Ao comunicar os usuários sobre o fim da ferramenta, em fevereiro de 2025, a Microsoft confirmou a sincronização do conteúdo do Skype para o Teams.
Assim, contatos, grupos e mensagens irão aparecer na plataforma sucessora automaticamente, assim que o usuário fazer login.
Migração para o Teams
Segundo o Canal Tech, a empresa oferece uma alternativa para exportar os dados do Skype, lançado em 2013, e que na época simplificou as chamadas de vídeo pela internet.
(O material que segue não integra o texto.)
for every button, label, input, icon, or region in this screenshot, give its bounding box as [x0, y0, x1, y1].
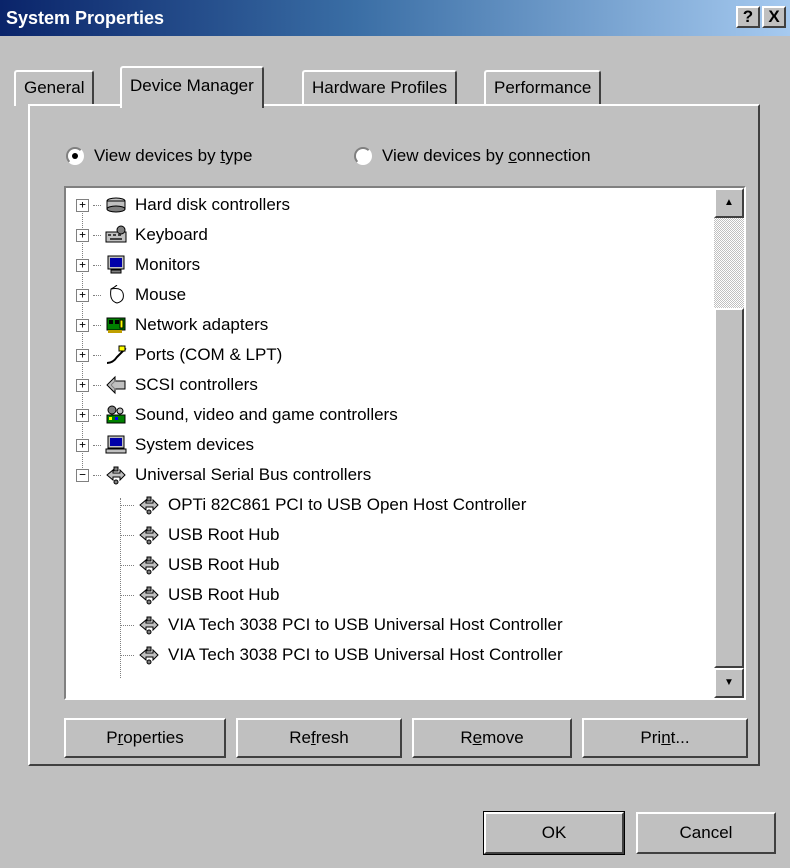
radio-label: View devices by connection: [382, 146, 591, 165]
expand-icon[interactable]: +: [76, 198, 89, 212]
ok-button[interactable]: OK: [483, 811, 625, 855]
hard-disk-controller-icon: [106, 197, 126, 213]
tree-item-label: Universal Serial Bus controllers: [135, 465, 372, 484]
title-bar[interactable]: System Properties ? X: [0, 0, 790, 36]
tree-item-label: Monitors: [135, 255, 201, 274]
usb-icon: [139, 586, 159, 605]
expand-icon[interactable]: +: [76, 318, 89, 332]
tree-item-label: System devices: [135, 435, 255, 454]
vertical-scrollbar[interactable]: ▲ ▼: [714, 188, 744, 698]
device-tree[interactable]: + Hard disk controllers + Keyboard + Mon…: [64, 186, 746, 700]
usb-icon: [139, 496, 159, 515]
tree-item-label: Hard disk controllers: [135, 195, 290, 214]
cancel-button[interactable]: Cancel: [636, 812, 776, 854]
tree-device[interactable]: VIA Tech 3038 PCI to USB Universal Host …: [120, 610, 563, 640]
tree-category-system[interactable]: + System devices: [76, 430, 254, 460]
tree-category-mouse[interactable]: + Mouse: [76, 280, 186, 310]
tree-item-label: USB Root Hub: [168, 525, 280, 544]
expand-icon[interactable]: +: [76, 288, 89, 302]
scsi-icon: [106, 375, 126, 395]
tree-category-keyboard[interactable]: + Keyboard: [76, 220, 208, 250]
tree-item-label: OPTi 82C861 PCI to USB Open Host Control…: [168, 495, 527, 514]
button-label: OK: [541, 823, 567, 842]
refresh-button[interactable]: Refresh: [236, 718, 402, 758]
tree-category-scsi[interactable]: + SCSI controllers: [76, 370, 258, 400]
remove-button[interactable]: Remove: [412, 718, 572, 758]
tree-category-sound[interactable]: + Sound, video and game controllers: [76, 400, 398, 430]
view-by-connection-radio[interactable]: View devices by connection: [354, 146, 591, 166]
sound-icon: [106, 405, 126, 424]
tree-item-label: VIA Tech 3038 PCI to USB Universal Host …: [168, 645, 563, 664]
button-label: Properties: [106, 728, 184, 747]
tree-item-label: Mouse: [135, 285, 187, 304]
tab-device-manager[interactable]: Device Manager: [120, 66, 264, 108]
button-label: Cancel: [679, 823, 733, 842]
tree-item-label: VIA Tech 3038 PCI to USB Universal Host …: [168, 615, 563, 634]
tree-item-label: Sound, video and game controllers: [135, 405, 398, 424]
scroll-up-button[interactable]: ▲: [714, 188, 744, 218]
usb-icon: [106, 466, 126, 485]
system-properties-window: System Properties ? X General Device Man…: [0, 0, 790, 868]
properties-button[interactable]: Properties: [64, 718, 226, 758]
button-label: Refresh: [289, 728, 349, 747]
scroll-thumb[interactable]: [714, 308, 744, 668]
button-label: Remove: [460, 728, 524, 747]
tree-category-hard-disk[interactable]: + Hard disk controllers: [76, 190, 290, 220]
monitor-icon: [107, 255, 125, 274]
tab-performance[interactable]: Performance: [484, 70, 602, 106]
tree-category-usb[interactable]: − Universal Serial Bus controllers: [76, 460, 371, 490]
tree-item-label: Ports (COM & LPT): [135, 345, 283, 364]
expand-icon[interactable]: +: [76, 438, 89, 452]
tab-label: General: [24, 78, 85, 97]
window-title: System Properties: [6, 7, 165, 28]
usb-icon: [139, 616, 159, 635]
print-button[interactable]: Print...: [582, 718, 748, 758]
tab-label: Device Manager: [130, 76, 254, 95]
tree-device[interactable]: VIA Tech 3038 PCI to USB Universal Host …: [120, 640, 563, 670]
radio-selected-indicator[interactable]: [66, 147, 84, 165]
tab-label: Hardware Profiles: [312, 78, 448, 97]
device-manager-panel: View devices by type View devices by con…: [28, 104, 760, 766]
tree-item-label: USB Root Hub: [168, 555, 280, 574]
scroll-down-button[interactable]: ▼: [714, 668, 744, 698]
tree-device[interactable]: USB Root Hub: [120, 580, 280, 610]
expand-icon[interactable]: +: [76, 258, 89, 272]
tree-item-label: USB Root Hub: [168, 585, 280, 604]
usb-icon: [139, 556, 159, 575]
tree-item-label: SCSI controllers: [135, 375, 258, 394]
expand-icon[interactable]: +: [76, 348, 89, 362]
tab-hardware-profiles[interactable]: Hardware Profiles: [302, 70, 458, 106]
close-button[interactable]: X: [762, 6, 786, 28]
tree-category-ports[interactable]: + Ports (COM & LPT): [76, 340, 282, 370]
collapse-icon[interactable]: −: [76, 468, 89, 482]
radio-indicator[interactable]: [354, 147, 372, 165]
tree-category-monitors[interactable]: + Monitors: [76, 250, 200, 280]
tree-category-network[interactable]: + Network adapters: [76, 310, 268, 340]
tree-item-label: Network adapters: [135, 315, 269, 334]
usb-icon: [139, 646, 159, 665]
help-button[interactable]: ?: [736, 6, 760, 28]
tab-general[interactable]: General: [14, 70, 95, 106]
port-icon: [106, 345, 127, 364]
tree-device[interactable]: USB Root Hub: [120, 520, 280, 550]
expand-icon[interactable]: +: [76, 228, 89, 242]
expand-icon[interactable]: +: [76, 408, 89, 422]
usb-icon: [139, 526, 159, 545]
keyboard-icon: [105, 225, 127, 243]
tree-item-label: Keyboard: [135, 225, 208, 244]
tree-device[interactable]: USB Root Hub: [120, 550, 280, 580]
expand-icon[interactable]: +: [76, 378, 89, 392]
button-label: Print...: [640, 728, 690, 747]
system-device-icon: [105, 435, 127, 454]
tab-label: Performance: [494, 78, 592, 97]
network-adapter-icon: [106, 317, 126, 333]
view-by-type-radio[interactable]: View devices by type: [66, 146, 252, 166]
mouse-icon: [110, 285, 124, 304]
tree-device[interactable]: OPTi 82C861 PCI to USB Open Host Control…: [120, 490, 526, 520]
radio-label: View devices by type: [94, 146, 253, 165]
Assim, até janeiro de 2026 um serviço será disponibilizado para usuários do antigo aplicativo salvarem suas informações.
“Seus dados do Skype estarão disponíveis até janeiro de 2026 para você exportar ou excluir. Se você fizer logon no Microsoft Teams Free até lá, sua chamada do Skype e o histórico de chat estarão disponíveis para você. Se você não tomar nenhuma ação, seus dados do Skype serão excluídos em janeiro de 2026”, diz a página da Microsoft.
22 anos do Skype
Criado em 2003, o Skype revolucionou o setor de telecomunicações no início dos anos 2000. A plataforma conquistou milhões de usuários no mundo todo oferecendo chamadas de áudio e vídeo. Em 2011, a Microsoft adquiriu a plataforma por US$ 8,5 bilhões, sua maior compra na época.
O serviço perdeu relevância nos últimos anos, especialmente com o crescimento de plataformas similares e mais eficientes como o Zoom e Google Meet. No período, a Microsoft também priorizou o desenvolvimento do Teams, aplicativo com a mesma finalidade do Skype, porém mais intuitivo e leve.
Tecnologia obsoleta
A empresa atribui parte da queda de utilização do Skype à inadequação de sua tecnologia para a era dos smartphones. Durante a pandemia, a Microsoft intensificou a integração do Teams com outros programas do Office, relegando o Skype a um plano secundário e buscando atrair principalmente usuários corporativos.
Império sob declínio
Quando foi incorporado pela Microsoft, o serviço contava com cerca de 150 milhões de usuários mensais. Em 2020, esse número havia caído para aproximadamente 23 milhões, apesar de um leve aumento durante a pandemia.